I would scan at the max of 600 dpi - however if the print resolution is so low that printing artifacts are visible at this resolution (e.g. small colored dots), then the result should either be downscaled or a median filter should be applied to eliminate them (or both). Don't go under 300 dpi no matter what or you won't be able to use them to reproduce new prints at 300 dpi later, which is the lowest dpi suitable for printing.
If you have access to the original negatives, consider scanning those instead using a high-resolution negative scanner (typically at least 1800 dpi) - they can be inverted and printed easily in software and you don't lose quality from the printing process.
In serious archival efforts, 16-bit TIFF is commonly used, and the image is scanned using a high-quality scanner along with a frame with color splotches for color calibration. In home applications, this is usually dramatic overkill. Although PNG preserves more detail and is not actually that big, high-quality JPEGs are visually indistinguishable (barring very close inspection), and are more compatible with photo-sharing websites and applications. Stick with 90% or higher quality JPEGs (your scanner may use a 0 to 10 or 1 to 10 or some other scale - just pick something close to max). It's important to ensure your scan isn't overexposed (or underexposed) because clipped data is irrecoverable.
Edit: One option to avoid the risk of clipping is to scan a 16-bit TIFF with no under- or overexposure as your "archive" copy, which will tend to look dark and low-contrast, and then edit in software to generate a high-contrast nice-looking JPEG for general use.

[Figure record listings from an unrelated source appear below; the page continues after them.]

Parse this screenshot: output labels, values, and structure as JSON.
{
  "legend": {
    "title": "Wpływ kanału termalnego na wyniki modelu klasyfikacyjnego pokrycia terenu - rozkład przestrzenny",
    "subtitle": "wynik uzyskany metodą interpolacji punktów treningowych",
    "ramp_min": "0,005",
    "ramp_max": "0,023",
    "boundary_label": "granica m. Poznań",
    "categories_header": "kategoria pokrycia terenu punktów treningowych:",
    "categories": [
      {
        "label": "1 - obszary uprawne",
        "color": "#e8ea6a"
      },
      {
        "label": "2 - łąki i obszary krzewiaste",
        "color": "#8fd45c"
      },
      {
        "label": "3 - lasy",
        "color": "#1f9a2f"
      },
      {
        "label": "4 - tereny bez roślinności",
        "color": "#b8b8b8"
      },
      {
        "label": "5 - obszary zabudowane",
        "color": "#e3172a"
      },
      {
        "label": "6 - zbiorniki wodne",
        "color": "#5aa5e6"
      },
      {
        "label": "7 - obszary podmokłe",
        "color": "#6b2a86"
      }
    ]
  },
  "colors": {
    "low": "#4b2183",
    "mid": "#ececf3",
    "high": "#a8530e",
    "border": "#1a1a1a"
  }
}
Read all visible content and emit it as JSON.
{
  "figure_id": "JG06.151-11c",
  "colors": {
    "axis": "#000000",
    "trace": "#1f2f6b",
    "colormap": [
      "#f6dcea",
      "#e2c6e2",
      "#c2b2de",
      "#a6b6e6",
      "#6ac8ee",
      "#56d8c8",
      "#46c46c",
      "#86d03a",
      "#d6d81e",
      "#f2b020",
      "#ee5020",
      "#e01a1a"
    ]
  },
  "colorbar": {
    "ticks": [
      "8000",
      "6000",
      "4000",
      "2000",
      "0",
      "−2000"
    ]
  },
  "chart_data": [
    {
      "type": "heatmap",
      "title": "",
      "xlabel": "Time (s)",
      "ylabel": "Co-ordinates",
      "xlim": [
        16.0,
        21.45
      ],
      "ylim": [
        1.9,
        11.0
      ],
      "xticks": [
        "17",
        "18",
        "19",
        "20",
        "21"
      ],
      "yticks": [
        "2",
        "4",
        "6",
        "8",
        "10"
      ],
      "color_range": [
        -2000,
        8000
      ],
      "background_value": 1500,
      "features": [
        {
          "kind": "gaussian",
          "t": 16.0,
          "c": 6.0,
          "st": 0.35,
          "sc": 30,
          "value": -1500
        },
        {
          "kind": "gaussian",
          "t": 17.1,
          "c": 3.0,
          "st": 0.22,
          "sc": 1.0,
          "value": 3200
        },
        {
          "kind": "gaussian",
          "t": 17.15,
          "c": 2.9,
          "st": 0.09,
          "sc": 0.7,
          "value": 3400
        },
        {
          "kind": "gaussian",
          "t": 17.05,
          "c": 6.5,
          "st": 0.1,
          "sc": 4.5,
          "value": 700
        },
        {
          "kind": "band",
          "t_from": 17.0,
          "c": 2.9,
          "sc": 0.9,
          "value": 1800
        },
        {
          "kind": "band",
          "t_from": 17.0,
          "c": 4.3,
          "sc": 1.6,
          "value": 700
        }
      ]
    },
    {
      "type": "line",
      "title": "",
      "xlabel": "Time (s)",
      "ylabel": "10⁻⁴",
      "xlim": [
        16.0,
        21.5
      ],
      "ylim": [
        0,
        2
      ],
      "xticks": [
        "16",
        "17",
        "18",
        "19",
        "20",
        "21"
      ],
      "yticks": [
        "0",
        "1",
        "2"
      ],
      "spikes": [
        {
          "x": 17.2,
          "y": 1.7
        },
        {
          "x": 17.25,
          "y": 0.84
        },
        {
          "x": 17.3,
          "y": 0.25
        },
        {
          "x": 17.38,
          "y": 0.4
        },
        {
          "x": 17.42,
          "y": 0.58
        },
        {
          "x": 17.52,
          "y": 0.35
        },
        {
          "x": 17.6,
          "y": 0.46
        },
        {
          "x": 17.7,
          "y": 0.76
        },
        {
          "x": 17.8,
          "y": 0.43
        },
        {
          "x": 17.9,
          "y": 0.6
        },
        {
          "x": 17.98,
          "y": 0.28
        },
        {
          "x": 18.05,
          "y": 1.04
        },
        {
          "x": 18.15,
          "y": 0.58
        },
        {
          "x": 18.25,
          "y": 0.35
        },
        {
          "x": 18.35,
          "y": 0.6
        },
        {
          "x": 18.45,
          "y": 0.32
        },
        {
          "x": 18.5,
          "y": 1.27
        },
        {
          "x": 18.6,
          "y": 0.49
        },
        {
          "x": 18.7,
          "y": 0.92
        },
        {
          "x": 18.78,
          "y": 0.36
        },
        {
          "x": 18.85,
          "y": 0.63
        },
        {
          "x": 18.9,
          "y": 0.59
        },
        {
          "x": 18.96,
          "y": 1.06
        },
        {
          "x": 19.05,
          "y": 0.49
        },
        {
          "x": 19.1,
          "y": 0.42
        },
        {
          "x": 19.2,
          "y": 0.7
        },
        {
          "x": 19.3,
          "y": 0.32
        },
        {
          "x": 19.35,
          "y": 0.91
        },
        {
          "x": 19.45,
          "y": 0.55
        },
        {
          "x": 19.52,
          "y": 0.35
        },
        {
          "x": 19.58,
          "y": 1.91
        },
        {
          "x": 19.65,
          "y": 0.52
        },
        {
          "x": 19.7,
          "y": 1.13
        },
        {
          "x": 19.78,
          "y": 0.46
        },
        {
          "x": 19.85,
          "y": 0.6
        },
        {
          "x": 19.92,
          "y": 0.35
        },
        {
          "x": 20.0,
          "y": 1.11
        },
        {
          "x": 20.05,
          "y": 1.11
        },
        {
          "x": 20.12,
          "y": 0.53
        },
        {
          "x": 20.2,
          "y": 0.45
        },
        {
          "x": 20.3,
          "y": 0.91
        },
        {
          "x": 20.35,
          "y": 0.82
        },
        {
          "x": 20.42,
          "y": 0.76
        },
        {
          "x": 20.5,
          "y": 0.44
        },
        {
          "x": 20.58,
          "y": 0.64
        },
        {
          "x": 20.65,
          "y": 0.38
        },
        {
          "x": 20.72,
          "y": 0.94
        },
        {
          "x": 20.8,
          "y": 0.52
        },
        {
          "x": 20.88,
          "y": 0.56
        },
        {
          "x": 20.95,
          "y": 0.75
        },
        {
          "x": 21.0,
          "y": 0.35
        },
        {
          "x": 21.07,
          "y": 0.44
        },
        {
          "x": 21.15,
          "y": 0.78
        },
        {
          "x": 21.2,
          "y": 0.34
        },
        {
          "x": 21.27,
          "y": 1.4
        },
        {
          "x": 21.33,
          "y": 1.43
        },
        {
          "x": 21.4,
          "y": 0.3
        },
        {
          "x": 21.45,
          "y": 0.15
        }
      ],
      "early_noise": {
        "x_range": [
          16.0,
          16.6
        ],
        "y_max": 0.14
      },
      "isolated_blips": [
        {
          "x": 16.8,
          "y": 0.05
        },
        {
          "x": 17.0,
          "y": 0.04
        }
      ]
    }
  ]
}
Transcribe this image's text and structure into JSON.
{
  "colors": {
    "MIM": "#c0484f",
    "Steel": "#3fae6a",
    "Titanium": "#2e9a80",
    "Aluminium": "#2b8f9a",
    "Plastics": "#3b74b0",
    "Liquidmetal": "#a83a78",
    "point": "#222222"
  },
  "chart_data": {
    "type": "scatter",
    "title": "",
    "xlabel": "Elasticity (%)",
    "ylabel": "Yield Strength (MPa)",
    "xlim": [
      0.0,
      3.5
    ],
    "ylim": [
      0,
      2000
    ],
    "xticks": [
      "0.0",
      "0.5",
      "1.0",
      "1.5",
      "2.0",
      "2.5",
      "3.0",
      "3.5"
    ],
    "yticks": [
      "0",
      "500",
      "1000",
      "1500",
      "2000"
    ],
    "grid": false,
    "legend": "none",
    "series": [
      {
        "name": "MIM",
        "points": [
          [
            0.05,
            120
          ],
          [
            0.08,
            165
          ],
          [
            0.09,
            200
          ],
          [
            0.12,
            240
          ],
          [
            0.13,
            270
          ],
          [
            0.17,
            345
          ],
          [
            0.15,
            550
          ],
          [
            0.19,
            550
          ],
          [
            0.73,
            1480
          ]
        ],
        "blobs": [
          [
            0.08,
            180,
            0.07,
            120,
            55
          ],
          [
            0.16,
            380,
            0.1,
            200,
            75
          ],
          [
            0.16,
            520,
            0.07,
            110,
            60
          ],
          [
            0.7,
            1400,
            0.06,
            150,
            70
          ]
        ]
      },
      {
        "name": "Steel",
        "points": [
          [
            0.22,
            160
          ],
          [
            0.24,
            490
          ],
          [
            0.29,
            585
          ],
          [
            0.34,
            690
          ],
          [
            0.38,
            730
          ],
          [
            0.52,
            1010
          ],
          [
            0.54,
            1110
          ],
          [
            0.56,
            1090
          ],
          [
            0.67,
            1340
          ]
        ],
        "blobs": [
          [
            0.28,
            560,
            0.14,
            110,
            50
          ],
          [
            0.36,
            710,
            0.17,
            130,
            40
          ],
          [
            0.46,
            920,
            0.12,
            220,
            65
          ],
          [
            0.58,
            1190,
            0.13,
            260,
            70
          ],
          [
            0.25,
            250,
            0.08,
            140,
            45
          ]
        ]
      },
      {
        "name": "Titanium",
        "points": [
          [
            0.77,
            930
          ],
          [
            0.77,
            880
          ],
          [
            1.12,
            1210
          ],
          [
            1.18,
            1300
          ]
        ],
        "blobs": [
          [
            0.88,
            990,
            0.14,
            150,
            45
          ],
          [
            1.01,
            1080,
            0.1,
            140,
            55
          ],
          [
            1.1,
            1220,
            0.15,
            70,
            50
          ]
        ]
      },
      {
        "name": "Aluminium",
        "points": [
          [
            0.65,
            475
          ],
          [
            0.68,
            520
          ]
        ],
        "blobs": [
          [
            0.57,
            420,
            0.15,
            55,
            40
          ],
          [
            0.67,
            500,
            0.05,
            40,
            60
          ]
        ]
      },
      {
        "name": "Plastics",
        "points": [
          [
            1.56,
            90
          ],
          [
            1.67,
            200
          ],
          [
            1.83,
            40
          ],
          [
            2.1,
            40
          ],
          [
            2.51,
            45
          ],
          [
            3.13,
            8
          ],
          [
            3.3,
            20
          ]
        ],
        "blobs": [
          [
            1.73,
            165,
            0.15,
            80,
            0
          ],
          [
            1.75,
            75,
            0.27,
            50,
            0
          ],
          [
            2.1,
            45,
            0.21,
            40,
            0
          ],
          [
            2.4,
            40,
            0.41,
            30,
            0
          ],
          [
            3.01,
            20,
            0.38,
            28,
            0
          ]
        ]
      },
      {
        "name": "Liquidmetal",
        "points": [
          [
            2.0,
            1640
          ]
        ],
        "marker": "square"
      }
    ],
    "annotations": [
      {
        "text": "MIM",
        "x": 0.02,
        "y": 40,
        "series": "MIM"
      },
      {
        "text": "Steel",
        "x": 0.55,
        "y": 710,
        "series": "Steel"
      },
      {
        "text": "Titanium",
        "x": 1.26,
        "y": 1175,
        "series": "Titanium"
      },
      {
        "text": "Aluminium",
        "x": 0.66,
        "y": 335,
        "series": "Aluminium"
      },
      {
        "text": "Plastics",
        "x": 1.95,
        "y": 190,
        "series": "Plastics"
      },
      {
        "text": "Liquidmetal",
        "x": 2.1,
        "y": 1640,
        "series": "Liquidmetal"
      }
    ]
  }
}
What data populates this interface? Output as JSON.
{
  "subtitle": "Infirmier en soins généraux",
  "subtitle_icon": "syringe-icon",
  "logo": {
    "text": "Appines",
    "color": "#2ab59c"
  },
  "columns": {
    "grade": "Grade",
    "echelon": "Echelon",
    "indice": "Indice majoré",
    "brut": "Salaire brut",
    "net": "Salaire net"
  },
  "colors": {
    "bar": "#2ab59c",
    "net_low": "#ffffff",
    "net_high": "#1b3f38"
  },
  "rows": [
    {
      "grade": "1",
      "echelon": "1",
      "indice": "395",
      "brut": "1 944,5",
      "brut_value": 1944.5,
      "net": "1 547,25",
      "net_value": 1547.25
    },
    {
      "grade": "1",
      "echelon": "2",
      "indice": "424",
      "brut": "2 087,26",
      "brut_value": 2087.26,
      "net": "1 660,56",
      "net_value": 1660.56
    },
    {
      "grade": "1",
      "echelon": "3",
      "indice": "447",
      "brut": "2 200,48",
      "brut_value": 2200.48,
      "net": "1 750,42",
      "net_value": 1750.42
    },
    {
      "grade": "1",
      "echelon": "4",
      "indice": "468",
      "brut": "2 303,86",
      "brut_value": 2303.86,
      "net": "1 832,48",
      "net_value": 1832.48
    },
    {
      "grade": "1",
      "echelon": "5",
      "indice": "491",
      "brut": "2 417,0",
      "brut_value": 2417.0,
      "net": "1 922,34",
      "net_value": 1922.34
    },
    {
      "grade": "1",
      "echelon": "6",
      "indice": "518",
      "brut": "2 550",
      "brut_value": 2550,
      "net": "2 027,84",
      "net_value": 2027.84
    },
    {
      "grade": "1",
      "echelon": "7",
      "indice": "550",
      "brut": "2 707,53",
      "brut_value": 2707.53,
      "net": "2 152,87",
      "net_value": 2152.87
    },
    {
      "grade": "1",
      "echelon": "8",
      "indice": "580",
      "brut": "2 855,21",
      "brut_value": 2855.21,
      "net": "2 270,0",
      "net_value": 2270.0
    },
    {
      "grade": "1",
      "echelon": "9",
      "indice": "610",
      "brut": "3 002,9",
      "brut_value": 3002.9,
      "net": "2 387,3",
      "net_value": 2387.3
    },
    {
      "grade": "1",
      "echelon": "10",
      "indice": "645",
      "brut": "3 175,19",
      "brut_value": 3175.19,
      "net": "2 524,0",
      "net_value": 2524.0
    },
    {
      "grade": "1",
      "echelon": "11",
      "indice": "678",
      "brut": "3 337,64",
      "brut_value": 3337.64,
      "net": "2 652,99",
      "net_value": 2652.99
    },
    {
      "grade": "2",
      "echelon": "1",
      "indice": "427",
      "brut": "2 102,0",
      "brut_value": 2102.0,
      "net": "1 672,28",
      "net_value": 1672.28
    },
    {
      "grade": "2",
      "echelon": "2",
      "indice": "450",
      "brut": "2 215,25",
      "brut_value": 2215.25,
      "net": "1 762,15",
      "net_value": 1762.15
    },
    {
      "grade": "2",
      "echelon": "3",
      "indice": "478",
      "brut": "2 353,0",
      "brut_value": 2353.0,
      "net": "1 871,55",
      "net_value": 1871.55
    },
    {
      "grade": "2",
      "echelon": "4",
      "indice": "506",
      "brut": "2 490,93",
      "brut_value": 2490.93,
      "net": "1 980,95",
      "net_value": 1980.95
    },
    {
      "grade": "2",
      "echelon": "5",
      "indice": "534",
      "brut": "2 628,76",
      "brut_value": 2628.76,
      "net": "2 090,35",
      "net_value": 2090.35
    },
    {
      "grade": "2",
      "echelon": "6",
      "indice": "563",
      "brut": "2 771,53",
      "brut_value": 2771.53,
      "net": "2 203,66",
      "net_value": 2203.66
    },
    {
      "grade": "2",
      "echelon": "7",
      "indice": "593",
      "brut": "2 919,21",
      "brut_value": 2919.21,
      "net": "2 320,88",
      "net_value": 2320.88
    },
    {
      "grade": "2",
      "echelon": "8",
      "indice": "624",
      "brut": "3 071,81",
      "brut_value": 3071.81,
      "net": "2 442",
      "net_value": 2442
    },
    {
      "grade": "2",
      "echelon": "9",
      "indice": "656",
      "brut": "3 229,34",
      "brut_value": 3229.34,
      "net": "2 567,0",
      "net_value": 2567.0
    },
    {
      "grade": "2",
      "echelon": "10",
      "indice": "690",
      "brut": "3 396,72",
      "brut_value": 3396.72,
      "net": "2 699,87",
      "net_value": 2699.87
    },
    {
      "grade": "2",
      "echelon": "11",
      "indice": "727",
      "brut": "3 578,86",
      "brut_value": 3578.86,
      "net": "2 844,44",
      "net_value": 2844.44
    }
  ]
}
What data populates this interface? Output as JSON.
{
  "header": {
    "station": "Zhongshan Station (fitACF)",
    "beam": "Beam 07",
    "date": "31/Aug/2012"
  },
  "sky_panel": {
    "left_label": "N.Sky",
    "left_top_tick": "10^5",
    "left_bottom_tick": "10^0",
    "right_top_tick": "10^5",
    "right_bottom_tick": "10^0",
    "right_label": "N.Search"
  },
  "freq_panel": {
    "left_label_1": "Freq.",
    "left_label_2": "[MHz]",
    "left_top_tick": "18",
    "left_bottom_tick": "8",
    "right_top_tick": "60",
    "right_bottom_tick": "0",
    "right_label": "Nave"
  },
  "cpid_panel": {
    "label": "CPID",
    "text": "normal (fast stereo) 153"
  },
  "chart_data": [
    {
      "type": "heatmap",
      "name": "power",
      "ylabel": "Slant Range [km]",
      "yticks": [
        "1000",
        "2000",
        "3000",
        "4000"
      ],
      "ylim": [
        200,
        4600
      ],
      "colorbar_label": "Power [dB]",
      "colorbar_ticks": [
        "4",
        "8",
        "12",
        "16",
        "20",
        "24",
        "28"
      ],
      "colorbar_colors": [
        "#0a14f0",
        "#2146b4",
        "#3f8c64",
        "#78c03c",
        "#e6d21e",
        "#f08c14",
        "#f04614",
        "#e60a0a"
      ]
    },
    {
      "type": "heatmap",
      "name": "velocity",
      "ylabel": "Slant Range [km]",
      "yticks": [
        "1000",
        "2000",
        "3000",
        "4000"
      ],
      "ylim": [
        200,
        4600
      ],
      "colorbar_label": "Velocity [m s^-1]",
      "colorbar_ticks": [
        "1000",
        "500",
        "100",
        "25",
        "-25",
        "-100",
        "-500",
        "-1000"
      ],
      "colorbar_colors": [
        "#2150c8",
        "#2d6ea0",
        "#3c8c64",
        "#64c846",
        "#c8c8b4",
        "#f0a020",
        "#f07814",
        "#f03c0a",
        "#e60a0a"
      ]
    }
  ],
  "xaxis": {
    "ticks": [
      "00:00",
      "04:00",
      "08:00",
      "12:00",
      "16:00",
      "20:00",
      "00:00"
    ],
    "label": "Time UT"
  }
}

Finally, remember that you haven't archived something if it's sitting on one disk. A disk will inevitably fail. Either store the images somewhere online in their full original resolution, or put them on a second storage device (second disk, flash, CD, DVD, etc.), ideally in another geographic location in case of natural disaster. If it is stored offline, it should also be periodically refreshed (say every 6 months) by copying it to another device and then back (or to a new device) - otherwise the data will gradually become corrupt due to media degradation.